Johnathan came over to the house the next week. He brought Amanda and her daughter; Arabelle was only five. She had some bubble toys and was blowing bubbles with the bubble blower. I didn’t know what those things were called. I set her in the high chair and she blew bubbles in my face and giggled and laughed and squirmed, trying to get out of her high chair. Her mother gave her a cup of pudding and she laughed and banged her spoon on the tray.
“Charming child,” I muttered, and made a face at her.
She burst into tears.
“Isn’t she, though?” Johnathan banged me on the back and hacked another cough.
Good smells wafted from the kitchen.
I wasn’t sure how long I could stand these people another minute. Johnathan was okay if he didn’t talk. His daughter was okay if I didn’t see her. And his granddaughter was just a crazy nut.
“Guess what I’m serving!” Mom exclaimed.
She came in and put a pot of roast beef on the table.
Arabelle burst into tears Arabelle burst into tears and threw her spoon onto the floor.
* * *
Dinner was a terror. Arabelle cried the whole time. Johnathan argued with me about politics. He said Ross Perot should never have been elected; all I asked was for him to pass me the ketchup. Mom said I shouldn’t waste the ketchup, and wondered how she could make her own. I didn’t think you could make ketchup at home. It wasn’t the kind of thing you could make.

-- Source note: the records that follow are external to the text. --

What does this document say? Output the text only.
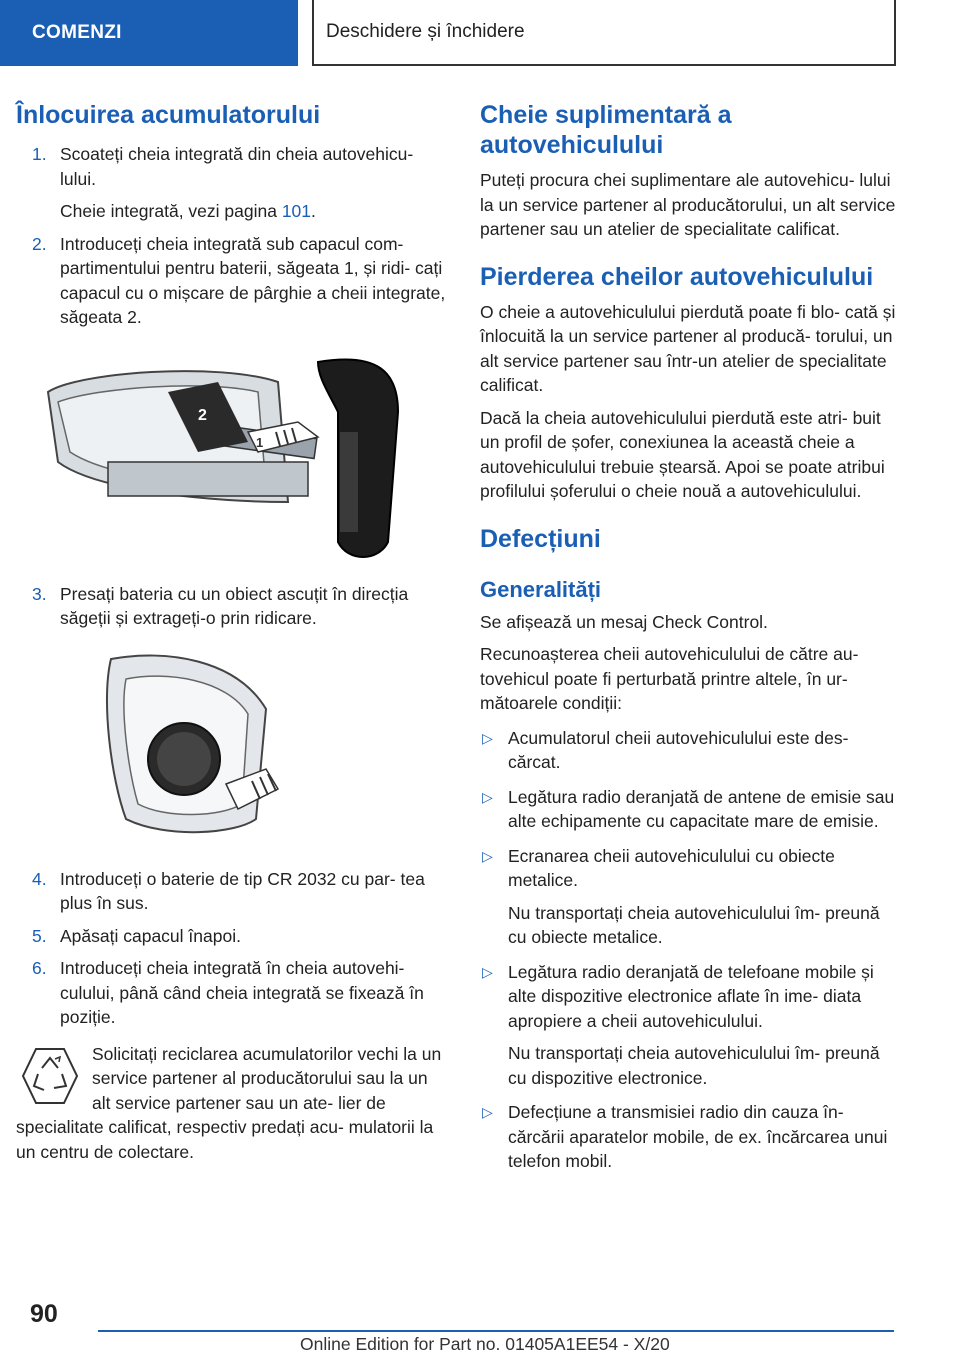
COMENZI	Deschidere și închidere
Înlocuirea acumulatorului
1. Scoateți cheia integrată din cheia autovehicu- lului.

Cheie integrată, vezi pagina 101.

2. Introduceți cheia integrată sub capacul com- partimentului pentru baterii, săgeata 1, și ridi- cați capacul cu o mișcare de pârghie a cheii integrate, săgeata 2.
2
1
3. Presați bateria cu un obiect ascuțit în direcția săgeții și extrageți-o prin ridicare.
4. Introduceți o baterie de tip CR 2032 cu par- tea plus în sus.
5. Apăsați capacul înapoi.
6. Introduceți cheia integrată în cheia autovehi- culului, până când cheia integrată se fixează în poziție.

Solicitați reciclarea acumulatorilor vechi la un service partener al producătorului sau la un alt service partener sau un ate- lier de specialitate calificat, respectiv predați acu- mulatorii la un centru de colectare.

Cheie suplimentară a autovehiculului

Puteți procura chei suplimentare ale autovehicu- lului la un service partener al producătorului, un alt service partener sau un atelier de specialitate calificat.

Pierderea cheilor autovehiculului

O cheie a autovehiculului pierdută poate fi blo- cată și înlocuită la un service partener al producă- torului, un alt service partener sau într-un atelier de specialitate calificat.

Dacă la cheia autovehiculului pierdută este atri- buit un profil de șofer, conexiunea la această cheie a autovehiculului trebuie ștearsă. Apoi se poate atribui profilului șoferului o cheie nouă a autovehiculului.

Defecțiuni
Generalități

Se afișează un mesaj Check Control.

Recunoașterea cheii autovehiculului de către au- tovehicul poate fi perturbată printre altele, în ur- mătoarele condiții:

▷ Acumulatorul cheii autovehiculului este des- cărcat.
▷ Legătura radio deranjată de antene de emisie sau alte echipamente cu capacitate mare de emisie.
▷ Ecranarea cheii autovehiculului cu obiecte metalice.

Nu transportați cheia autovehiculului îm- preună cu obiecte metalice.

▷ Legătura radio deranjată de telefoane mobile și alte dispozitive electronice aflate în ime- diata apropiere a cheii autovehiculului.

Nu transportați cheia autovehiculului îm- preună cu dispozitive electronice.

▷ Defecțiune a transmisiei radio din cauza în- cărcării aparatelor mobile, de ex. încărcarea unui telefon mobil.
90
Online Edition for Part no. 01405A1EE54 - X/20
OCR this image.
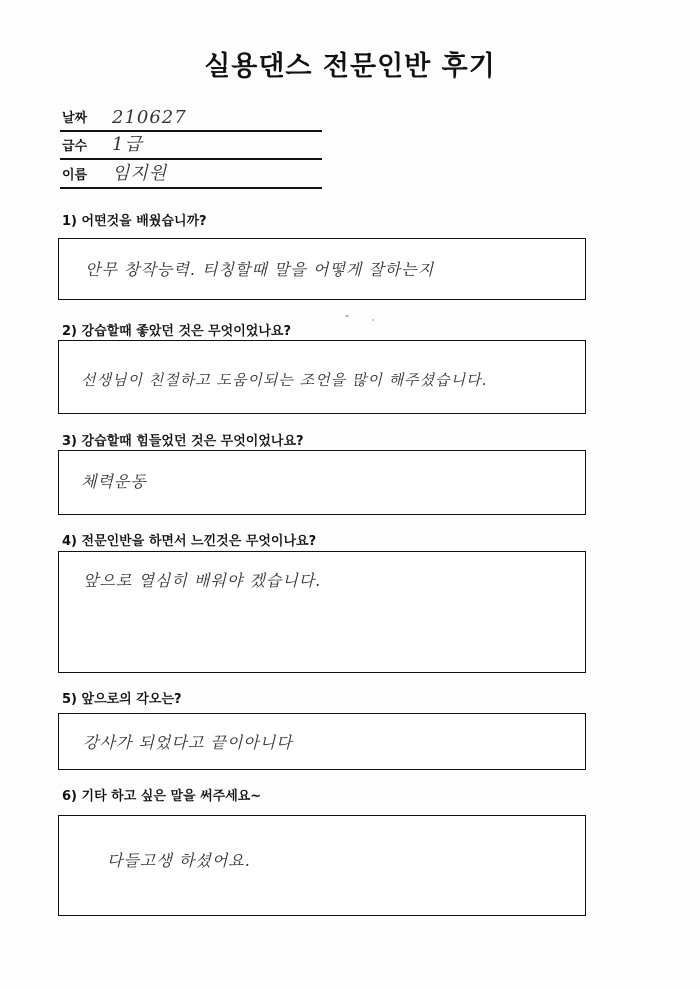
실용댄스 전문인반 후기
날짜 210627
급수 1급
이름 임지원
1) 어떤것을 배웠습니까?
안무 창작능력. 티칭할때 말을 어떻게 잘하는지
2) 강습할때 좋았던 것은 무엇이었나요?
선생님이 친절하고 도움이되는 조언을 많이 해주셨습니다.
3) 강습할때 힘들었던 것은 무엇이었나요?
체력운동
4) 전문인반을 하면서 느낀것은 무엇이나요?
앞으로 열심히 배워야 겠습니다.
5) 앞으로의 각오는?
강사가 되었다고 끝이아니다
6) 기타 하고 싶은 말을 써주세요~
다들고생 하셨어요.
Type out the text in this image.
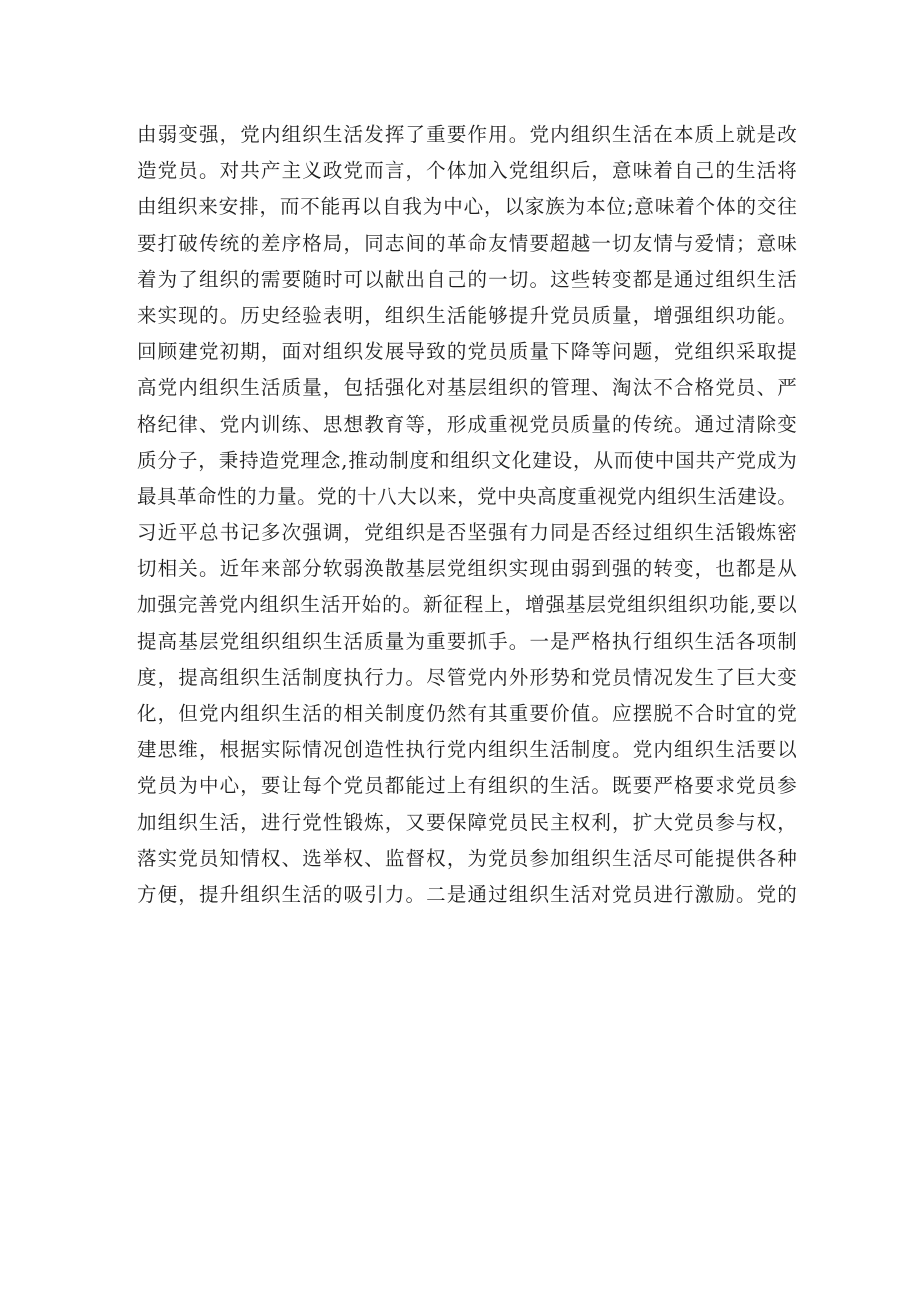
由弱变强，党内组织生活发挥了重要作用。党内组织生活在本质上就是改
造党员。对共产主义政党而言，个体加入党组织后，意味着自己的生活将
由组织来安排，而不能再以自我为中心，以家族为本位;意味着个体的交往
要打破传统的差序格局，同志间的革命友情要超越一切友情与爱情；意味
着为了组织的需要随时可以献出自己的一切。这些转变都是通过组织生活
来实现的。历史经验表明，组织生活能够提升党员质量，增强组织功能。
回顾建党初期，面对组织发展导致的党员质量下降等问题，党组织采取提
高党内组织生活质量，包括强化对基层组织的管理、淘汰不合格党员、严
格纪律、党内训练、思想教育等，形成重视党员质量的传统。通过清除变
质分子，秉持造党理念,推动制度和组织文化建设，从而使中国共产党成为
最具革命性的力量。党的十八大以来，党中央高度重视党内组织生活建设。
习近平总书记多次强调，党组织是否坚强有力同是否经过组织生活锻炼密
切相关。近年来部分软弱涣散基层党组织实现由弱到强的转变，也都是从
加强完善党内组织生活开始的。新征程上，增强基层党组织组织功能,要以
提高基层党组织组织生活质量为重要抓手。一是严格执行组织生活各项制
度，提高组织生活制度执行力。尽管党内外形势和党员情况发生了巨大变
化，但党内组织生活的相关制度仍然有其重要价值。应摆脱不合时宜的党
建思维，根据实际情况创造性执行党内组织生活制度。党内组织生活要以
党员为中心，要让每个党员都能过上有组织的生活。既要严格要求党员参
加组织生活，进行党性锻炼，又要保障党员民主权利，扩大党员参与权，
落实党员知情权、选举权、监督权，为党员参加组织生活尽可能提供各种
方便，提升组织生活的吸引力。二是通过组织生活对党员进行激励。党的
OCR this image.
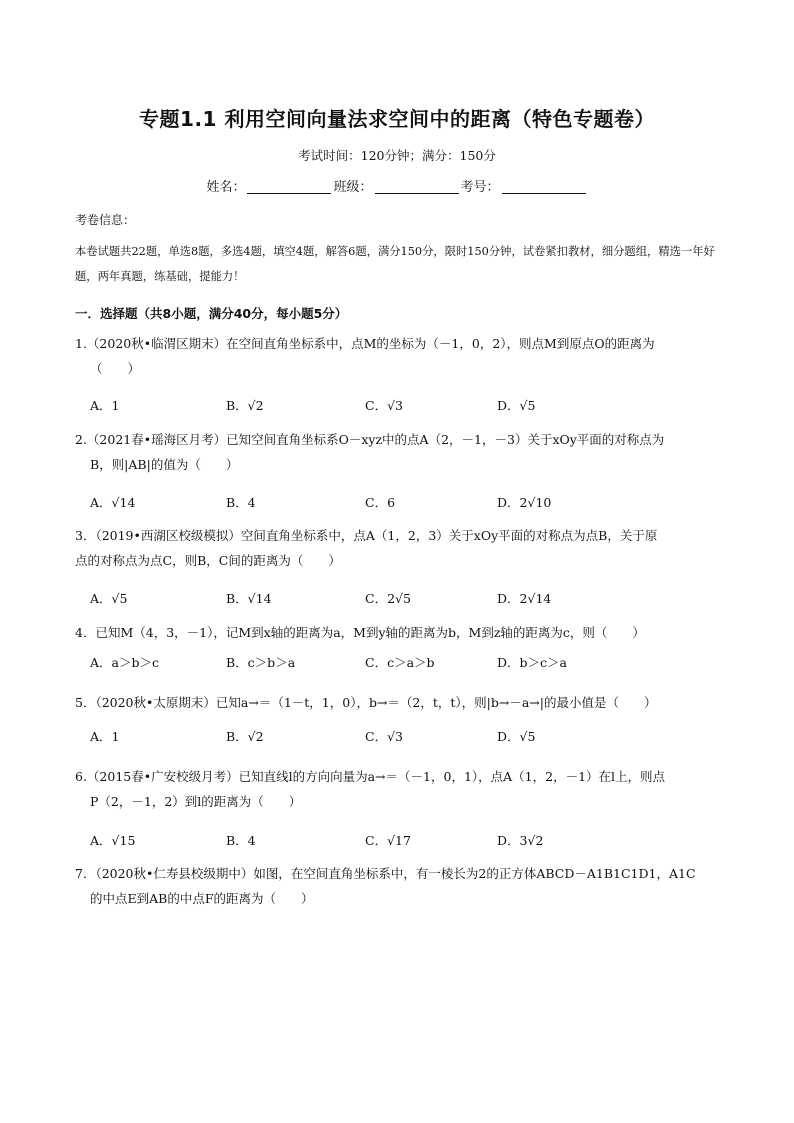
专题1.1 利用空间向量法求空间中的距离（特色专题卷）
考试时间：120分钟；满分：150分
姓名：	班级：	考号：
考卷信息：
本卷试题共22题，单选8题，多选4题，填空4题，解答6题，满分150分，限时150分钟，试卷紧扣教材，细分题组，精选一年好题，两年真题，练基础，提能力！
一．选择题（共8小题，满分40分，每小题5分）
1.（2020秋•临渭区期末）在空间直角坐标系中，点M的坐标为（－1，0，2），则点M到原点O的距离为
（　　）
A．1	B．√2	C．√3	D．√5
2.（2021春•瑶海区月考）已知空间直角坐标系O－xyz中的点A（2，－1，－3）关于xOy平面的对称点为
B，则|AB|的值为（　　）
A．√14	B．4	C．6	D．2√10
3．（2019•西湖区校级模拟）空间直角坐标系中，点A（1，2，3）关于xOy平面的对称点为点B，关于原
点的对称点为点C，则B，C间的距离为（　　）
A．√5	B．√14	C．2√5	D．2√14
4．已知M（4，3，－1），记M到x轴的距离为a，M到y轴的距离为b，M到z轴的距离为c，则（　　）
A．a＞b＞c	B．c＞b＞a	C．c＞a＞b	D．b＞c＞a
5．（2020秋•太原期末）已知a→＝（1－t，1，0），b→＝（2，t，t），则|b→－a→|的最小值是（　　）
A．1	B．√2	C．√3	D．√5
6.（2015春•广安校级月考）已知直线l的方向向量为a→＝（－1，0，1），点A（1，2，－1）在l上，则点
P（2，－1，2）到l的距离为（　　）
A．√15	B．4	C．√17	D．3√2
7．（2020秋•仁寿县校级期中）如图，在空间直角坐标系中，有一棱长为2的正方体ABCD－A1B1C1D1，A1C
的中点E到AB的中点F的距离为（　　）
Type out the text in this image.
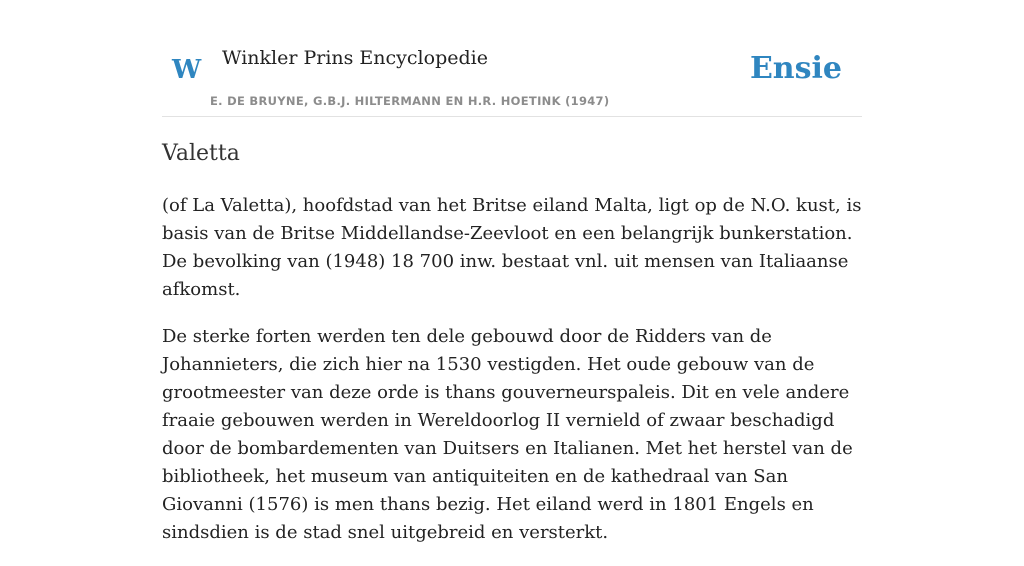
W Winkler Prins Encyclopedie
E. DE BRUYNE, G.B.J. HILTERMANN EN H.R. HOETINK (1947)
Ensie
Valetta

(of La Valetta), hoofdstad van het Britse eiland Malta, ligt op de N.O. kust, is basis van de Britse Middellandse-Zeevloot en een belangrijk bunkerstation. De bevolking van (1948) 18 700 inw. bestaat vnl. uit mensen van Italiaanse afkomst.

De sterke forten werden ten dele gebouwd door de Ridders van de Johannieters, die zich hier na 1530 vestigden. Het oude gebouw van de grootmeester van deze orde is thans gouverneurspaleis. Dit en vele andere fraaie gebouwen werden in Wereldoorlog II vernield of zwaar beschadigd door de bombardementen van Duitsers en Italianen. Met het herstel van de bibliotheek, het museum van antiquiteiten en de kathedraal van San Giovanni (1576) is men thans bezig. Het eiland werd in 1801 Engels en sindsdien is de stad snel uitgebreid en versterkt.
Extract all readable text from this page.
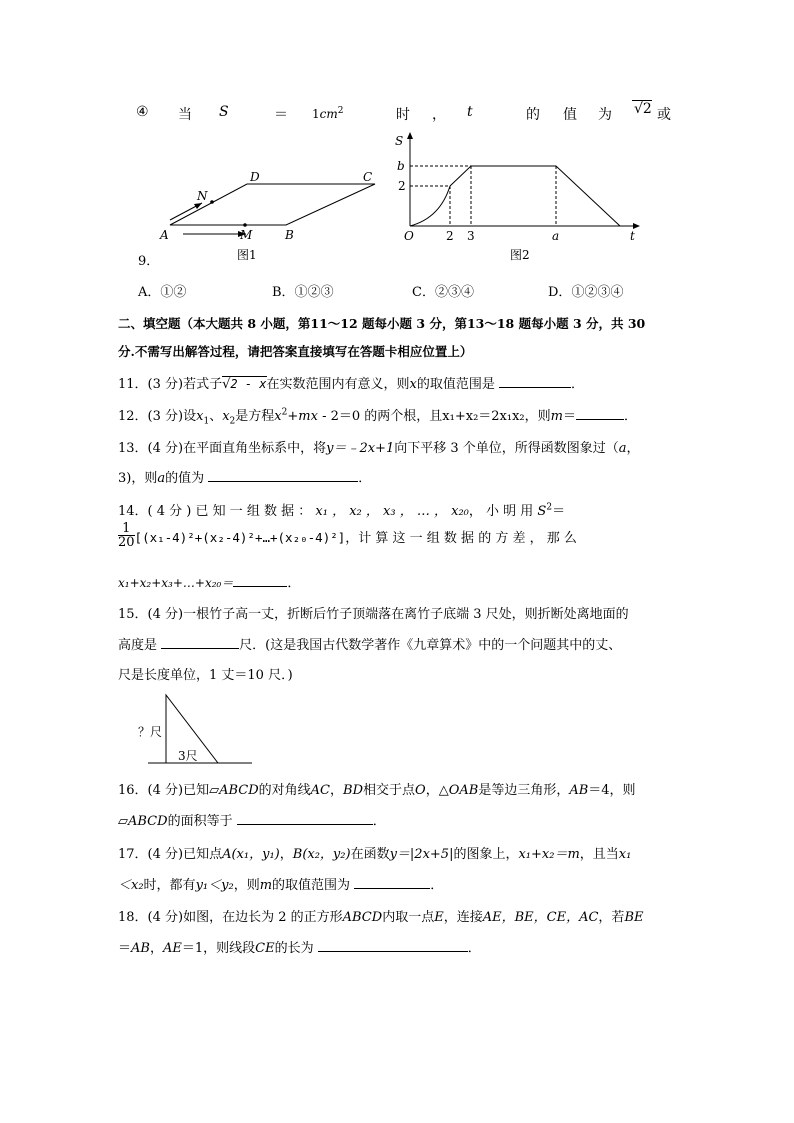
④ 当 S	＝ $1cm^2$	时 ， t	的 值 为 √2 或
9．
A	B
C
D
M
N
图1
S
b
2
O	2 3	a	t
图2
A．①②	B．①②③	C．②③④	D．①②③④
二、填空题（本大题共 8 小题，第11～12 题每小题 3 分，第13～18 题每小题 3 分，共 30
分.不需写出解答过程，请把答案直接填写在答题卡相应位置上）
11．(3 分)若式子√2 - x在实数范围内有意义，则x的取值范围是	．
12．(3 分)设$x_1$、$x_2$是方程$x^2+mx - 2=0$ 的两个根，且x₁+x₂＝2x₁x₂，则m＝	．
13．(4 分)在平面直角坐标系中，将y＝﹣2x+1向下平移 3 个单位，所得函数图象过（a，
3)，则a的值为	．
14．( 4 分 ) 已 知 一 组 数 据 ： x₁ ， x₂ ， x₃ ， … ， x₂₀， 小 明 用 $S^2=$
$\frac{1}{20}$ [(x₁-4)²+(x₂-4)²+…+(x₂₀-4)²]，计 算 这 一 组 数 据 的 方 差 ， 那 么
x₁+x₂+x₃+…+x₂₀＝	．
15．(4 分)一根竹子高一丈，折断后竹子顶端落在离竹子底端 3 尺处，则折断处离地面的
高度是	尺．(这是我国古代数学著作《九章算术》中的一个问题其中的丈、
尺是长度单位，1 丈＝10 尺．)
？尺
3尺
16．(4 分)已知▱ABCD的对角线AC，BD相交于点O，△OAB是等边三角形，AB＝4，则
▱ABCD的面积等于	．
17．(4 分)已知点A(x₁，y₁)，B(x₂，y₂)在函数y＝|2x+5|的图象上，x₁+x₂＝m，且当x₁
＜x₂时，都有y₁＜y₂，则m的取值范围为	．
18．(4 分)如图，在边长为 2 的正方形ABCD内取一点E，连接AE，BE，CE，AC，若BE
＝AB，AE＝1，则线段CE的长为	．
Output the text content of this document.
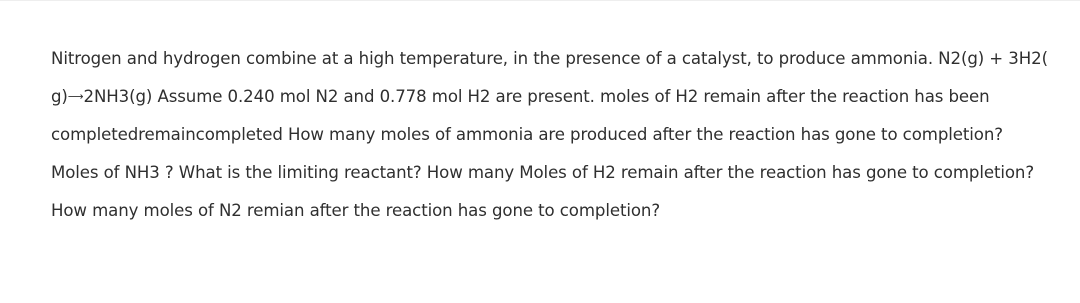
Nitrogen and hydrogen combine at a high temperature, in the presence of a catalyst, to produce ammonia. N2(g) + 3H2(
g)⟶2NH3(g) Assume 0.240 mol N2 and 0.778 mol H2 are present. moles of H2 remain after the reaction has been
completedremaincompleted How many moles of ammonia are produced after the reaction has gone to completion?
Moles of NH3 ? What is the limiting reactant? How many Moles of H2 remain after the reaction has gone to completion?
How many moles of N2 remian after the reaction has gone to completion?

Mom brought out a store bought cake and Johnthan really had a fit. “You mean you didn’t make it yourself?” he asked. He sounded disappointed.
I stared at him incredulously. I couldn’t believe he would say such a thing to my mother. It was very rude and insensitive.
“I would have,” she said. “But, my recipe is gone.”
He looked startled. That really changed his tune. “Recipe?” he asked. “You have your own recipe?”
She made a face at him. “Yes, sweetheart,” she said in exasperation. “Don’t you remember how we met at the cookie bake-off and my cookies won third place? I had a whole stack of recipes. I don’t go anywhere without them. Then, I lost my cake recipe.”
“This changes everything,” he said. “We’re going to have to move heaven and earth to find it.” He glanced with me. “You with me on this, chubs?”